Et dans cet autre temple reflété par les dalles, je regardais cet autre moi-même. Mon visage me paraissait trop rond et déséquilibré par cette mèche rituelle qui pendait à droite de mon crâne rasé. Un jour un prêtre viendrait couper la natte torsadée et poserait sur ma tête la fleur de la sagesse. Alors il ferait sur mes paupières le tatouage de l'initiation. Je pourrais assister aux cérémonies officielles, voir enfin le dieu vivant, le Roi fils d'Horus et Horus renouvelé. Mais si je savais que le Pharaon ne méritait pas son titre, j'avais envie de le rencontrer.

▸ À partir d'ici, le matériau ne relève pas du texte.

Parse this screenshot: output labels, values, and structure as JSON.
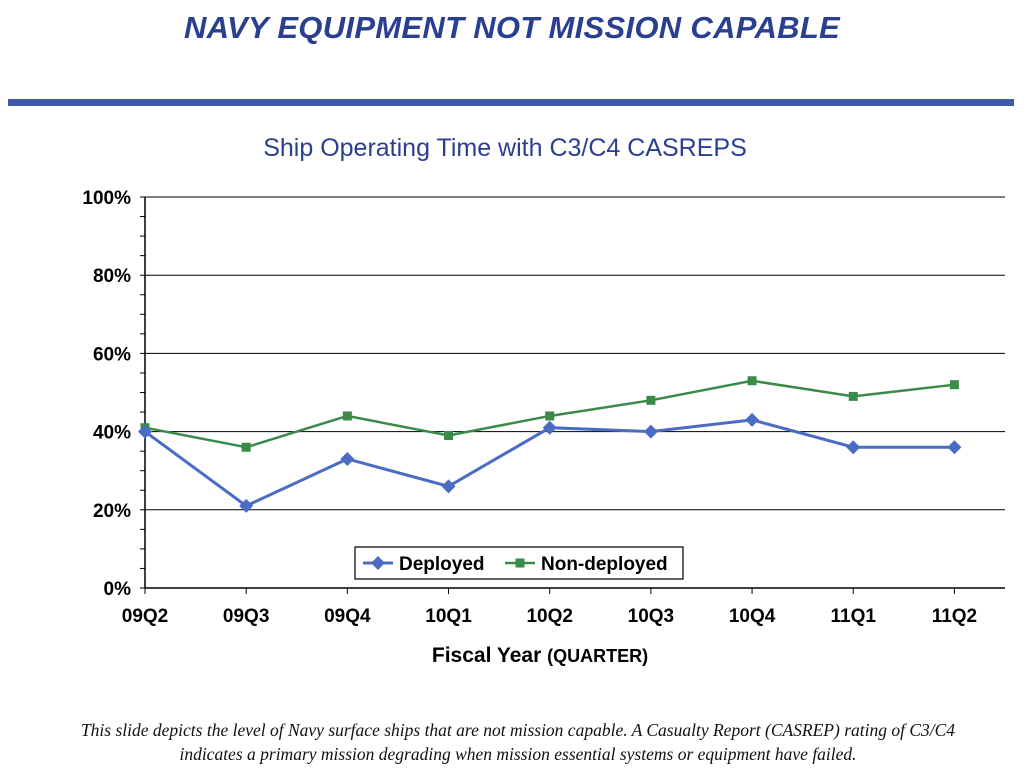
{
  "slide": {
    "title": "NAVY EQUIPMENT NOT MISSION CAPABLE",
    "caption_line1": "This slide depicts the level of Navy surface ships that are not mission capable.  A Casualty Report (CASREP) rating of C3/C4",
    "caption_line2": "indicates a primary mission degrading when mission essential systems or equipment have failed."
  },
  "chart_data": {
    "type": "line",
    "title": "Ship Operating Time with C3/C4 CASREPS",
    "xlabel": "Fiscal Year",
    "xlabel_suffix": "(QUARTER)",
    "ylabel": "",
    "ylim": [
      0,
      100
    ],
    "yticks": [
      "0%",
      "20%",
      "40%",
      "60%",
      "80%",
      "100%"
    ],
    "categories": [
      "09Q2",
      "09Q3",
      "09Q4",
      "10Q1",
      "10Q2",
      "10Q3",
      "10Q4",
      "11Q1",
      "11Q2"
    ],
    "series": [
      {
        "name": "Deployed",
        "color": "#4a6cc4",
        "marker": "diamond",
        "values": [
          40,
          21,
          33,
          26,
          41,
          40,
          43,
          36,
          36
        ]
      },
      {
        "name": "Non-deployed",
        "color": "#3a8a4a",
        "marker": "square",
        "values": [
          41,
          36,
          44,
          39,
          44,
          48,
          53,
          49,
          52
        ]
      }
    ],
    "grid": true,
    "legend_position": "bottom-center"
  }
}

Depuis la nuit passée dans le sanctuaire d'Amon, je ne sortais plus le jour dans cette ville fantôme peuplée de prêtres et remplie de temples. Plus de quatre-vingt-dix lunes étaient passées depuis ma naissance dans le temple de Mout. Le vieux Ayï qui était réapparu, et quelques prêtres précepteurs étaient les seuls êtres que je continuais à rencontrer la nuit.

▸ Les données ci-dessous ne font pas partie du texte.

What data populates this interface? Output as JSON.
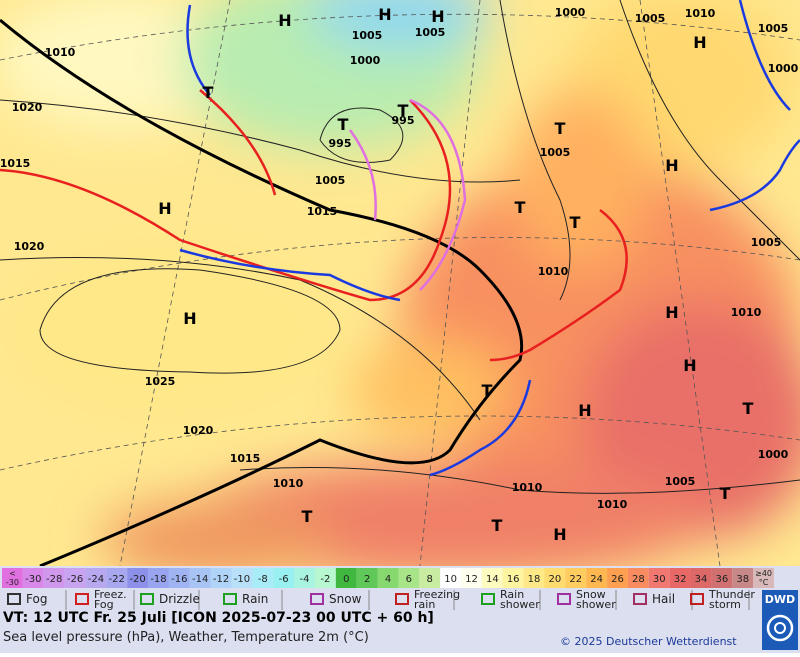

Cette nuit, le temple paraît vide, rythmé par les longues colonnes silencieuses et les fins rayons lumineux de la lune qui descendent du ciel dans la pénombre inondée d'une nappe d'encens. C'est l'odeur des dieux, une fumée bleuie comme un long voile irréel, la lenteur immatérielle des fleurs de l'au-delà. La lourde porte d'ébène s'est refermée dans un lointain claquement qui tonne encore quelque part contre les murs opposés, comme les cercles d'un lac se font et se refont le long des bords, jusqu'à disparaître enfin dans le silence. Mais dans le temple, les rayons ont un son, peut-être à cause de l'encens. Entendre la fumée planer au milieu des colonnes. Et le sang dans mes veines, mes tempes. Le temps s'arrête. J'ai froid. Alors, lentement, un son, unique, toujours le même, qui tourne comme l'écho de la grande porte, un son repris tour à tour par les multiples voix graves des chanteurs quelque part dans une autre salle du temple, une litanie qui s'amplifie jusqu'à n'être qu'un souffle vibratoire tant les voix sont mêlées, un chœur long et persistant, hypnotique lorsque soudain la chanteuse d'Amon de sa voix rauque et stridente déchire l'atmosphère de sa lente mélopée qui s'enroule comme un serpent le long de la sourde monodie des chanteurs imperturbables. Puis le chœur des vierges vient apaiser la voix de la chanteuse d'Amon, et l'harmonie se crée, ouvrant lentement les portes de la nuit. Là, tout est bleu entre les étoiles qui scintillent comme les milliers de grains d'or lancés au gré du vent du nord, et je m'étends dans l'espace comme une nappe de brume, pour englober chaque chose, chaque étoile, chaque particule de cet immense univers de Nout, me sentir lumière de Rê dispersant les ténèbres de la nuit sans jamais trouver d'obstacle où pouvoir me réfléchir, devenir cosmique, énergie, amour, chaleur, chaleur d'Isis et chaleur de Maât, chaleur intense et vivifiante, chaleur brûlante de la vie, et lentement je m'éveille au sol du temple silencieux lorsqu'un des derniers rayons obliques qui sort encore du toit vient caresser mon front brûlant.
(… à suivre …)
[1] Une ennéade est un panthéon de divinités. Il existe plusieurs ennéades, la plus ancienne, la plus grande ennéade d'Héliopolis est composée de neuf dieux : Atoum, Chou, Tphénis, Geb, Nout, Osiris, Isis, Seth, Nephtys. La petite ennéade comporte les noms des dieux qui ont pris de l'importance au cours des âges, tels Horus, Thot, Anubis, Maât. L'ennéade de Karnak dont il est question ici comporte quinze membres sous l'autorité d'Amon-Rê.
[2] Maât, déesse de la justice et de la Vérité, préside à la pesée des âmes.